Dr. Martin Luther King Jr. was a civil rights leader slain on April 4, 1968. (AFRO File Photo)

Preparations for one of the nation’s oldest and continuous processions dedicated to the memory of slain civil rights leader Dr. Martin Luther King Jr., are under way and event leaders are urging residents to get involved.

The 10th Annual Martin Luther King Jr. Peace Walk & Parade is scheduled to take place on Jan. 18 on Martin Luther King Jr. Avenue, S.E. The walk will begin at the 11 a.m. at the parking lot next to the headquarters of the United Black Fund and the parade will begin at 12 p.m. on the campus of St. Elizabeths East, with the viewing stand at the Living Word Church and the final destination at Leckie Elementary School located at 4201 Martin Luther King Jr. Ave SW.

Individuals and organizations interested in participating in the event can attend Saturday meetings until the day of the event at the R.I.S.E. Demonstration Center on the campus of St. Elizabeths East. Specifics of the peace walk and parade will be discussed and applications from organizations interested in participating are being accepted.

Stuart Anderson, a Ward 8 political and civic activist, serves as co-chair and logistics coordinator, and is encouraging representatives from District organizations to come to the meetings and work to make the event a success.  He said he expects 1,500-1,600 participants this year with thousands of people lining up along the avenue to observe the floats, marching bands, and dignitaries.

The initial parade started in 1972 by community activists Calvin and Wilhelmina Rolark and Keith Silver. However, it received some controversy in 2005 when former D.C. Mayor and Council member Marion S. Barry, who wanted to hold the parade in the warmer months. The parade was changed to a peace walk shortly after.

Silver still spearheads the annual procession with the assistance of Calvin Rolark’s daughter, Denise Rolark Barnes. The parade was part of a national strategy, at that time, to urge U.S. Congress to make King’s birthday a national holiday. The strategy worked. President Ronald Reagan (R) signed legislation designating the third Monday in January as King’s holiday in 1983.

Barnes said District residents should support the march and the memory of King, citing the words of a prominent anti-gang activist in the city. “Ron Moten said to me recently that there are very few things that are culturally ours in this city,” Barnes said. “We need to get the word out about the march and have people line up along the avenue.”

Radio and television personality Donnie Simpson, vocalist Blake Miles Hopkins, and civil right attorney Johnny Barnes have been designated as honorary grand marshals. It is a tradition that the District mayor, the city’s delegate to the Congress, and D.C. Council members from across the city participate in the parade.
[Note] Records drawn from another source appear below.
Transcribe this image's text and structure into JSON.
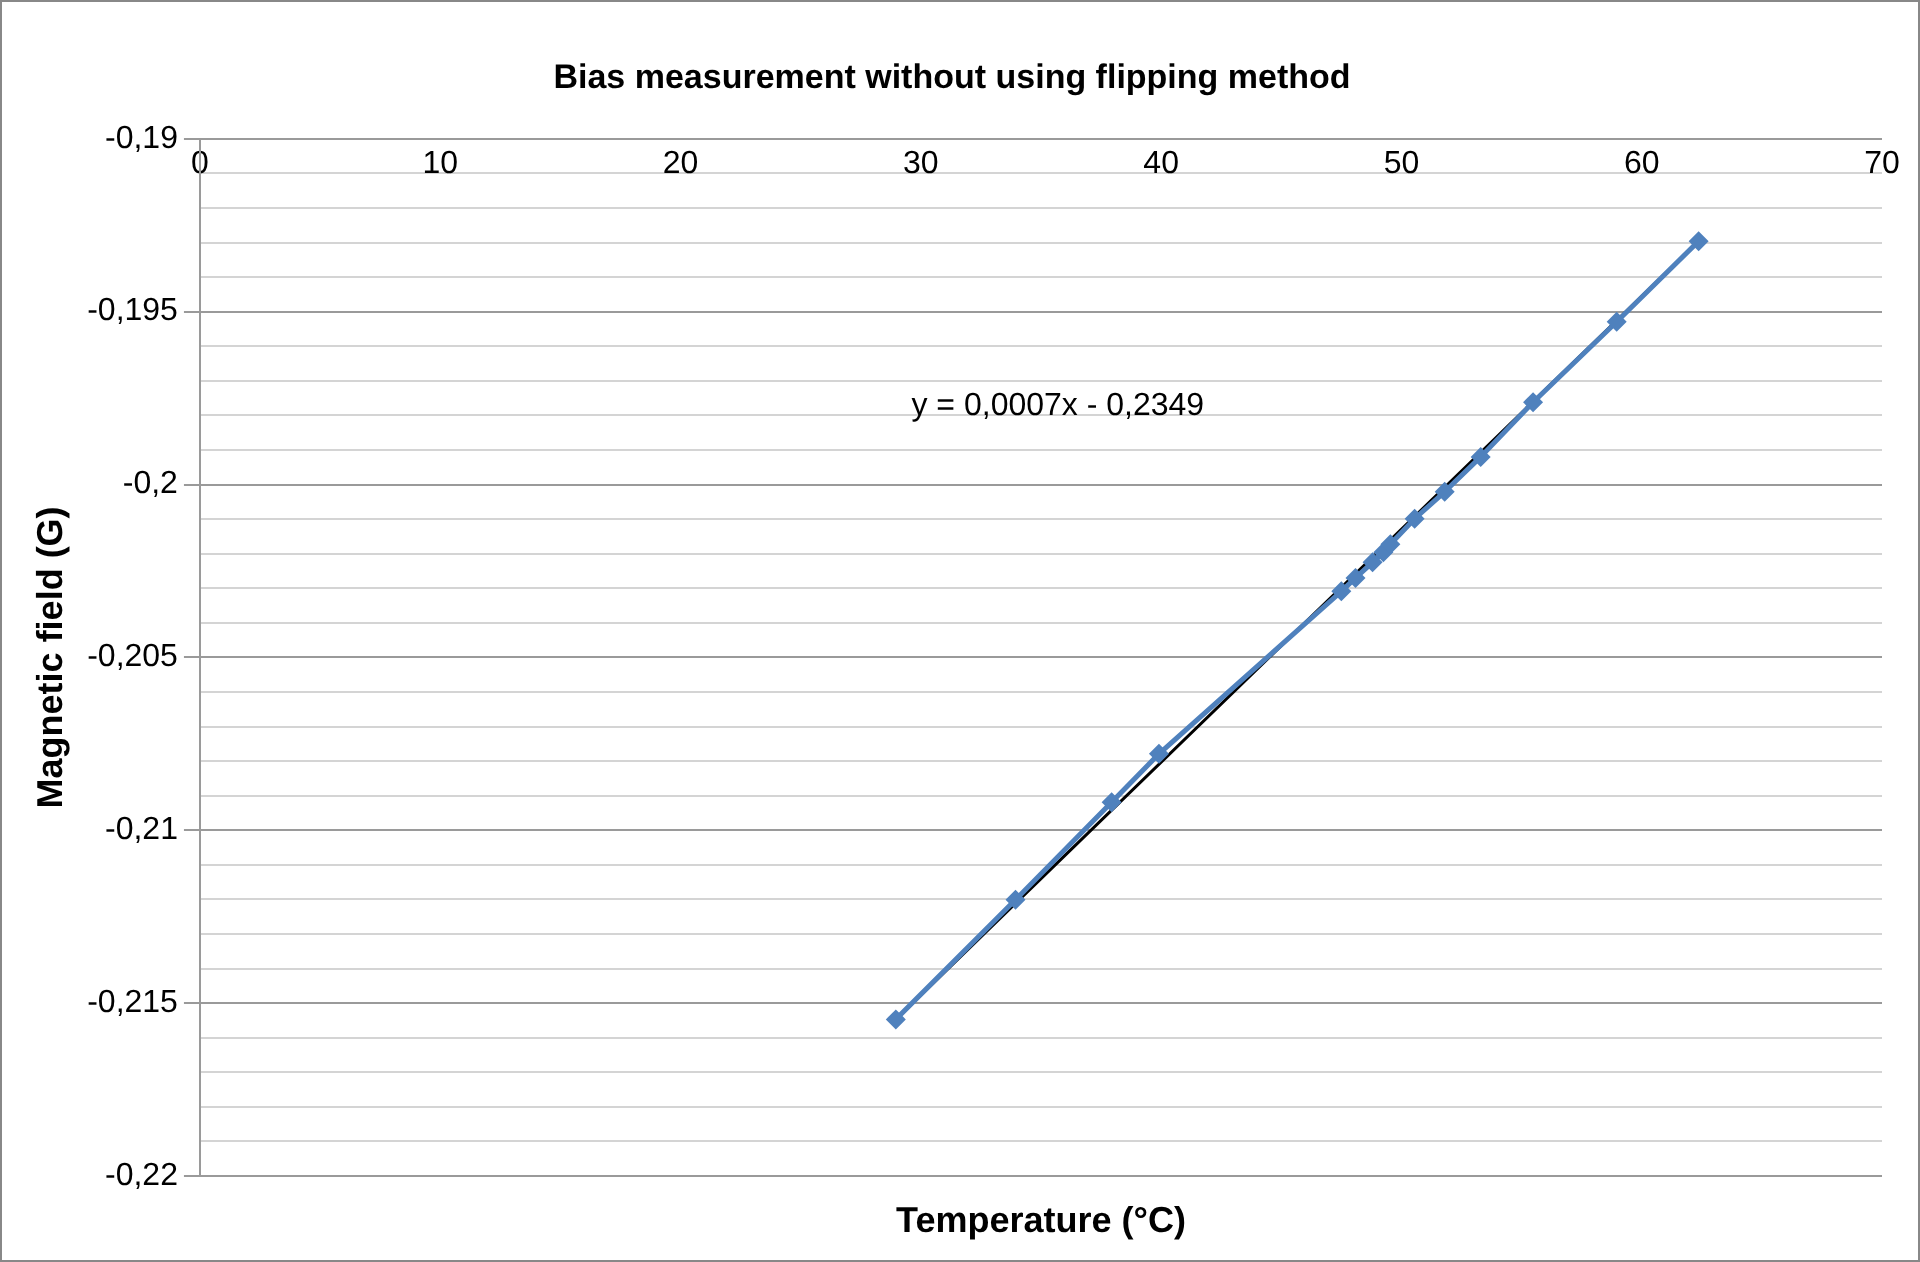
{
  "chart_data": {
    "type": "line",
    "title": "Bias measurement without using flipping method",
    "xlabel": "Temperature (°C)",
    "ylabel": "Magnetic field (G)",
    "annotations": [
      "y = 0,0007x - 0,2349"
    ],
    "series": [
      {
        "type": "line",
        "color": "#4f81bd",
        "marker": "diamond",
        "x": [
          28.96,
          33.94,
          37.94,
          39.91,
          47.5,
          48.09,
          48.8,
          49.25,
          49.54,
          50.55,
          51.8,
          53.3,
          55.48,
          58.96,
          62.37
        ],
        "values": [
          -0.21547,
          -0.21201,
          -0.20919,
          -0.20779,
          -0.20309,
          -0.2027,
          -0.20225,
          -0.20196,
          -0.20173,
          -0.20099,
          -0.20021,
          -0.1992,
          -0.19762,
          -0.19529,
          -0.19296
        ]
      },
      {
        "type": "line",
        "color": "#000000",
        "marker": "none",
        "x": [
          28.96,
          62.37
        ],
        "values": [
          -0.21547,
          -0.19296
        ]
      }
    ],
    "xlim": [
      0,
      70
    ],
    "xticks": [
      0,
      10,
      20,
      30,
      40,
      50,
      60,
      70
    ],
    "ylim": [
      -0.22,
      -0.19
    ],
    "yticks": [
      {
        "value": -0.22,
        "label": "-0,22"
      },
      {
        "value": -0.219,
        "label": null
      },
      {
        "value": -0.218,
        "label": null
      },
      {
        "value": -0.217,
        "label": null
      },
      {
        "value": -0.216,
        "label": null
      },
      {
        "value": -0.215,
        "label": "-0,215"
      },
      {
        "value": -0.214,
        "label": null
      },
      {
        "value": -0.213,
        "label": null
      },
      {
        "value": -0.212,
        "label": null
      },
      {
        "value": -0.211,
        "label": null
      },
      {
        "value": -0.21,
        "label": "-0,21"
      },
      {
        "value": -0.209,
        "label": null
      },
      {
        "value": -0.208,
        "label": null
      },
      {
        "value": -0.207,
        "label": null
      },
      {
        "value": -0.206,
        "label": null
      },
      {
        "value": -0.205,
        "label": "-0,205"
      },
      {
        "value": -0.204,
        "label": null
      },
      {
        "value": -0.203,
        "label": null
      },
      {
        "value": -0.202,
        "label": null
      },
      {
        "value": -0.201,
        "label": null
      },
      {
        "value": -0.2,
        "label": "-0,2"
      },
      {
        "value": -0.199,
        "label": null
      },
      {
        "value": -0.198,
        "label": null
      },
      {
        "value": -0.197,
        "label": null
      },
      {
        "value": -0.196,
        "label": null
      },
      {
        "value": -0.195,
        "label": "-0,195"
      },
      {
        "value": -0.194,
        "label": null
      },
      {
        "value": -0.193,
        "label": null
      },
      {
        "value": -0.192,
        "label": null
      },
      {
        "value": -0.191,
        "label": null
      },
      {
        "value": -0.19,
        "label": "-0,19"
      }
    ],
    "grid": "y",
    "legend": false
  }
}
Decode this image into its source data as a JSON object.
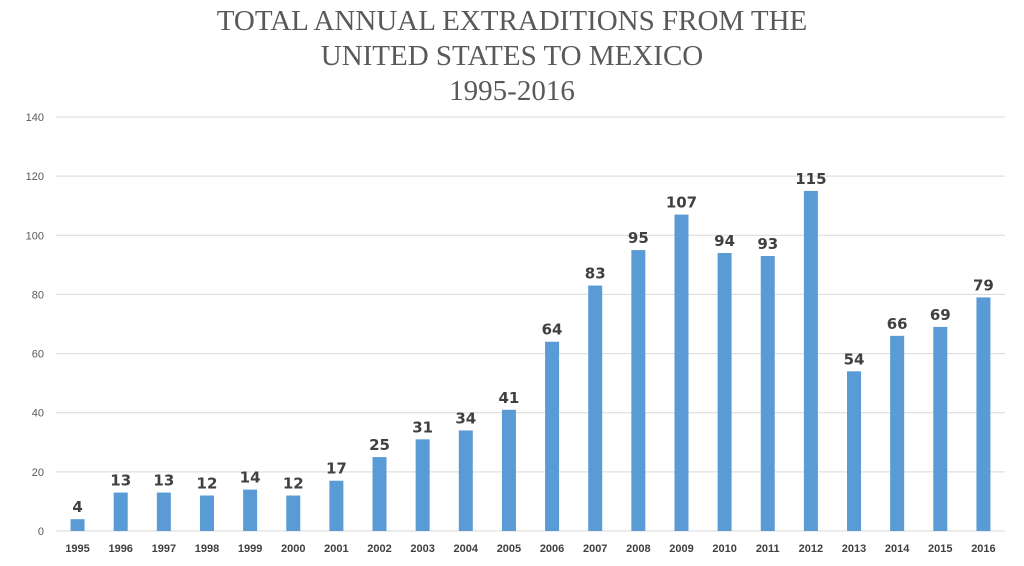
{
  "chart_data": {
    "type": "bar",
    "title_lines": [
      "TOTAL ANNUAL EXTRADITIONS FROM THE",
      "UNITED STATES TO MEXICO",
      "1995-2016"
    ],
    "categories": [
      "1995",
      "1996",
      "1997",
      "1998",
      "1999",
      "2000",
      "2001",
      "2002",
      "2003",
      "2004",
      "2005",
      "2006",
      "2007",
      "2008",
      "2009",
      "2010",
      "2011",
      "2012",
      "2013",
      "2014",
      "2015",
      "2016"
    ],
    "values": [
      4,
      13,
      13,
      12,
      14,
      12,
      17,
      25,
      31,
      34,
      41,
      64,
      83,
      95,
      107,
      94,
      93,
      115,
      54,
      66,
      69,
      79
    ],
    "ylim": [
      0,
      140
    ],
    "yticks": [
      0,
      20,
      40,
      60,
      80,
      100,
      120,
      140
    ],
    "grid": true,
    "data_labels": true,
    "bar_color": "#5b9bd5",
    "grid_color": "#d9d9d9"
  }
}
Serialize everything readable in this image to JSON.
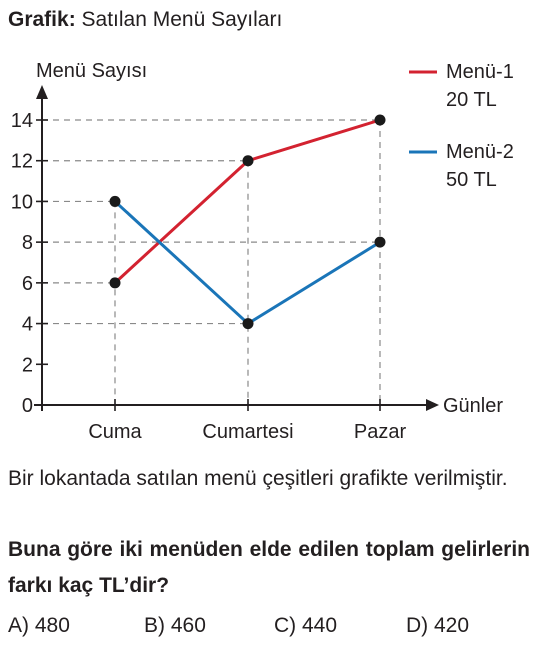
{
  "header": {
    "title_bold": "Grafik:",
    "title_text": "Satılan Menü Sayıları"
  },
  "chart_data": {
    "type": "line",
    "ylabel": "Menü Sayısı",
    "xlabel": "Günler",
    "categories": [
      "Cuma",
      "Cumartesi",
      "Pazar"
    ],
    "yticks": [
      0,
      2,
      4,
      6,
      8,
      10,
      12,
      14
    ],
    "ylim": [
      0,
      14
    ],
    "series": [
      {
        "name": "Menü-1",
        "sublabel": "20 TL",
        "color": "#d32230",
        "values": [
          6,
          12,
          14
        ]
      },
      {
        "name": "Menü-2",
        "sublabel": "50 TL",
        "color": "#1a75b8",
        "values": [
          10,
          4,
          8
        ]
      }
    ],
    "legend_position": "top-right",
    "grid": "dashed guide lines to points"
  },
  "question": {
    "text": "Bir lokantada satılan menü çeşitleri grafikte verilmiştir.",
    "prompt": "Buna göre iki menüden elde edilen toplam gelirlerin farkı kaç TL’dir?",
    "choices": [
      "A) 480",
      "B) 460",
      "C) 440",
      "D) 420"
    ]
  }
}
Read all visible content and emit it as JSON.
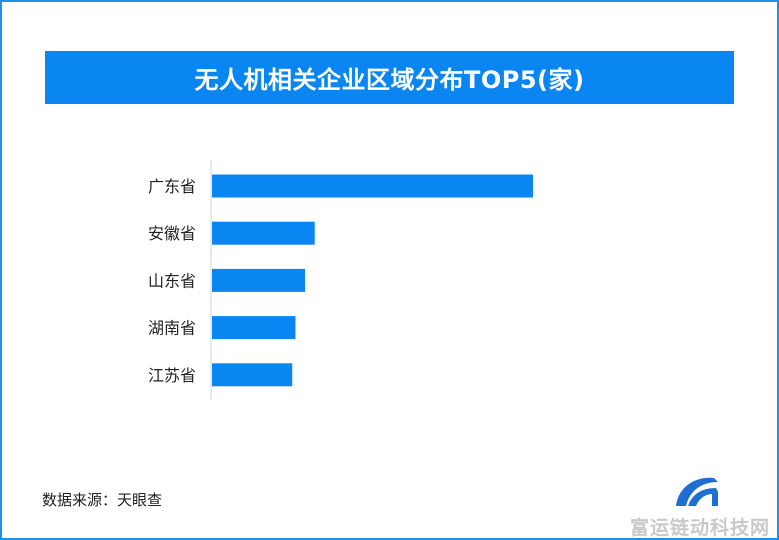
{
  "chart_data": {
    "type": "bar",
    "orientation": "horizontal",
    "title": "无人机相关企业区域分布TOP5(家)",
    "categories": [
      "广东省",
      "安徽省",
      "山东省",
      "湖南省",
      "江苏省"
    ],
    "values": [
      100,
      32,
      29,
      26,
      25
    ],
    "bar_color": "#0a86f2",
    "grid": false,
    "legend": "none"
  },
  "footer": {
    "source": "数据来源：天眼查",
    "watermark": "富运链动科技网"
  },
  "logo": {
    "icon": "brand-logo-icon",
    "color": "#1e6fd0"
  }
}
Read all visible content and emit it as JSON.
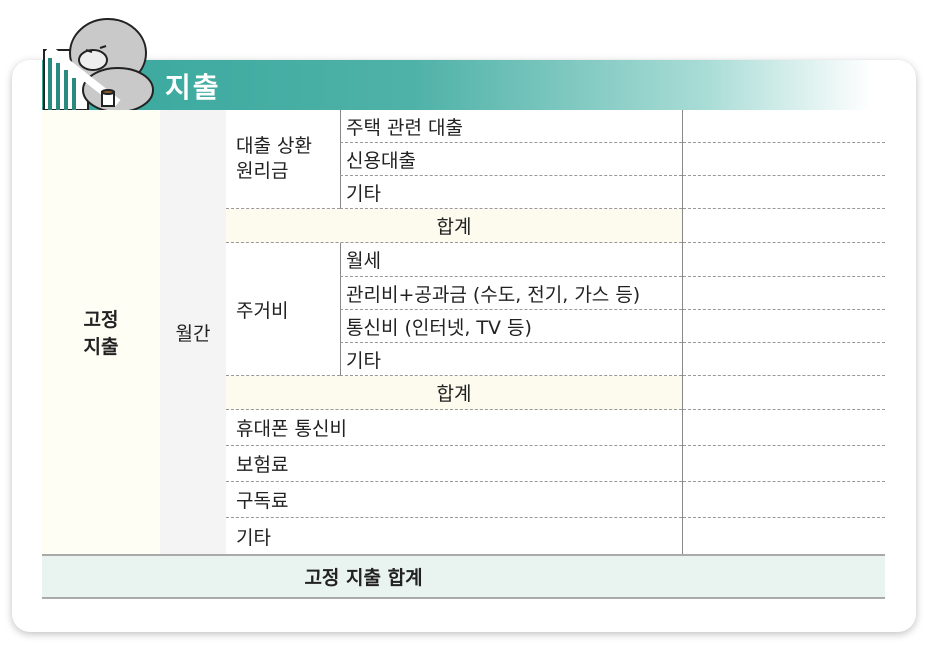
{
  "section_title": "지출",
  "category": "고정\n지출",
  "period": "월간",
  "groups": {
    "loan": {
      "label": "대출 상환\n원리금",
      "items": [
        "주택 관련 대출",
        "신용대출",
        "기타"
      ],
      "sum_label": "합계"
    },
    "housing": {
      "label": "주거비",
      "items": [
        "월세",
        "관리비+공과금 (수도, 전기, 가스 등)",
        "통신비 (인터넷, TV 등)",
        "기타"
      ],
      "sum_label": "합계"
    }
  },
  "single_items": [
    "휴대폰 통신비",
    "보험료",
    "구독료",
    "기타"
  ],
  "total_label": "고정 지출 합계",
  "colors": {
    "accent": "#37a79c",
    "cream": "#fffef4",
    "total_bg": "#e9f3f0"
  }
}
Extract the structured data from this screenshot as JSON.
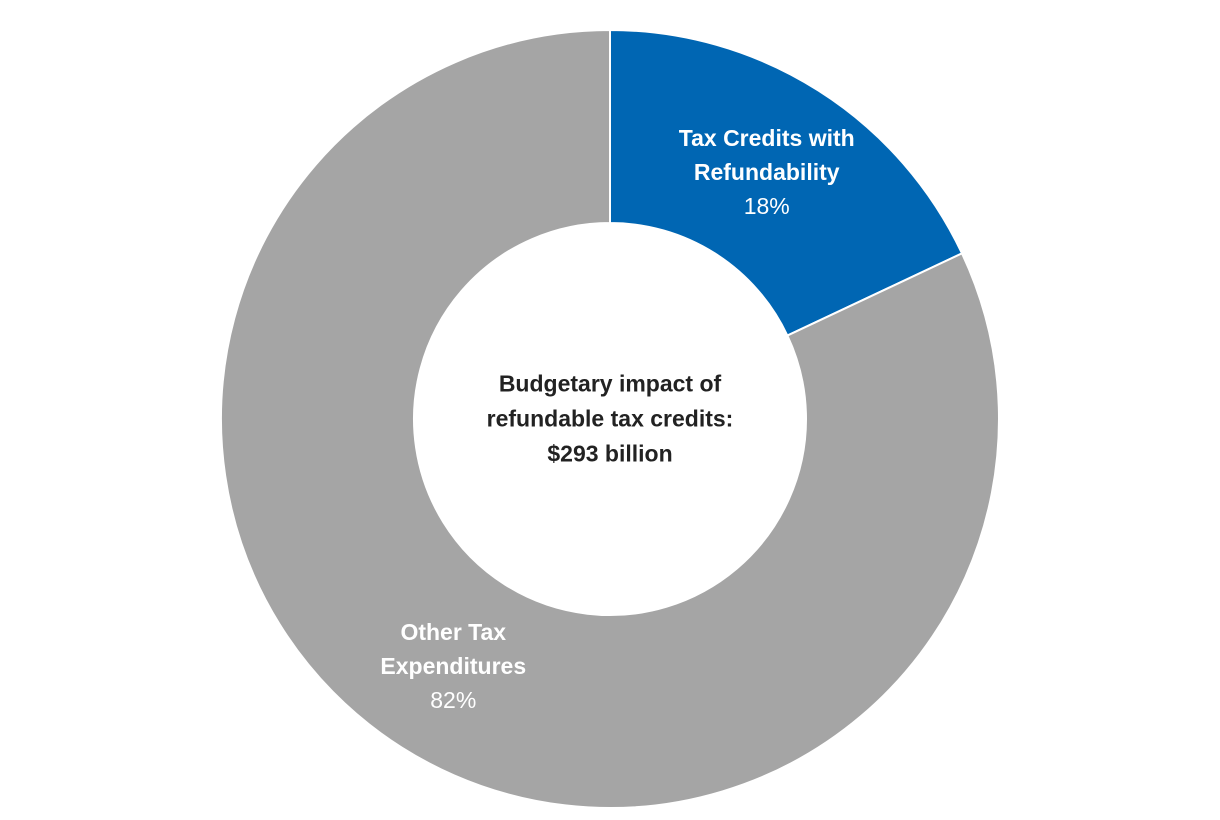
{
  "chart_data": {
    "type": "pie",
    "donut": true,
    "categories": [
      "Tax Credits with Refundability",
      "Other Tax Expenditures"
    ],
    "values": [
      18,
      82
    ],
    "value_labels": [
      "18%",
      "82%"
    ],
    "colors": [
      "#0066b3",
      "#a5a5a5"
    ],
    "center_text": [
      "Budgetary impact of",
      "refundable tax credits:",
      "$293 billion"
    ]
  }
}
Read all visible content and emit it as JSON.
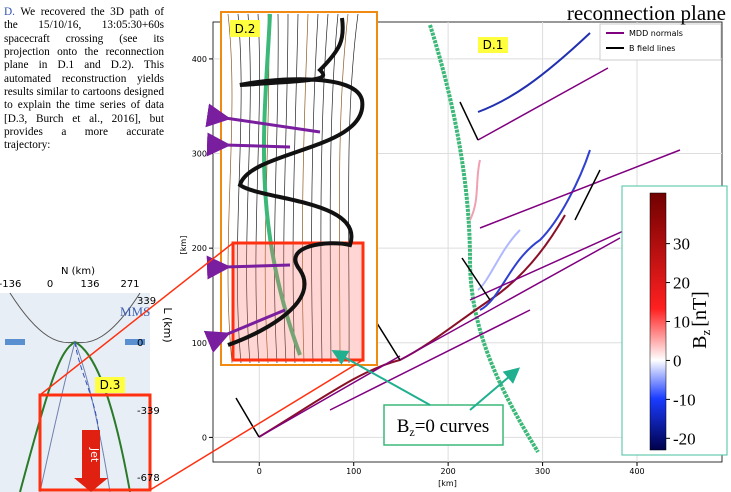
{
  "text_panel": {
    "label": "D.",
    "body": "We recovered the 3D path of the 15/10/16, 13:05:30+60s spacecraft crossing (see its projection onto the reconnection plane in D.1 and D.2). This automated reconstruction yields results similar to cartoons designed to explain the time series of data [D.3, Burch et al., 2016], but provides a more accurate trajectory:"
  },
  "cartoon": {
    "x_axis_label": "N (km)",
    "xticks": [
      -136,
      0,
      136,
      271
    ],
    "y_axis_label": "L (km)",
    "yticks": [
      339,
      0,
      -339,
      -678
    ],
    "mms_label": "MMS",
    "panel_label": "D.3",
    "jet_label": "Jet"
  },
  "plot": {
    "title": "reconnection plane",
    "panel_label": "D.1",
    "inset_label": "D.2",
    "xlabel": "[km]",
    "ylabel": "[km]",
    "xlim": [
      -49,
      490
    ],
    "ylim": [
      -26,
      439
    ],
    "xticks": [
      0,
      100,
      200,
      300,
      400
    ],
    "yticks": [
      0,
      100,
      200,
      300,
      400
    ],
    "grid": true,
    "legend": [
      {
        "name": "MDD normals",
        "color": "#800080"
      },
      {
        "name": "B field lines",
        "color": "#000000"
      }
    ],
    "annotation": {
      "base": "B",
      "sub": "z",
      "rest": "=0 curves"
    }
  },
  "colorbar": {
    "label": {
      "base": "B",
      "sub": "z",
      "rest": "[nT]"
    },
    "lim": [
      -23,
      43
    ],
    "ticks": [
      30,
      20,
      10,
      0,
      -10,
      -20
    ]
  }
}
However, there will be a slight change in participation this year. “Politicians will not be part of the peace walk,” Yango Sawyer, who has worked with Silver and Barnes on the parade for decades, said. “But if an elected official, such as a council member, wants to participate in the peace walk, we will respect their wishes. Candidates for political office can march in the parade but not the peace walk.”

Andre Byers, a resident of Ward 8, supports the event and is looking forward to attending. “I am absolutely planning to go this year because I didn’t attend last year,” Byers said. “I think the peace walk and the parade are great and it is a time for all of us to come together in memory of Dr. King. He did great things for this country.”

Louis Henderson, owner of the Civil Rights Café in Northwest Washington, said he will attend the event but it may be time for it to evolve. “The parade shouldn’t be limited to Southeast, there should be marches on Georgia Avenue and on 14th Street,” Henderson said. “It shouldn’t be limited to one area and people all over the city should have the chance to march on behalf of Dr. King.”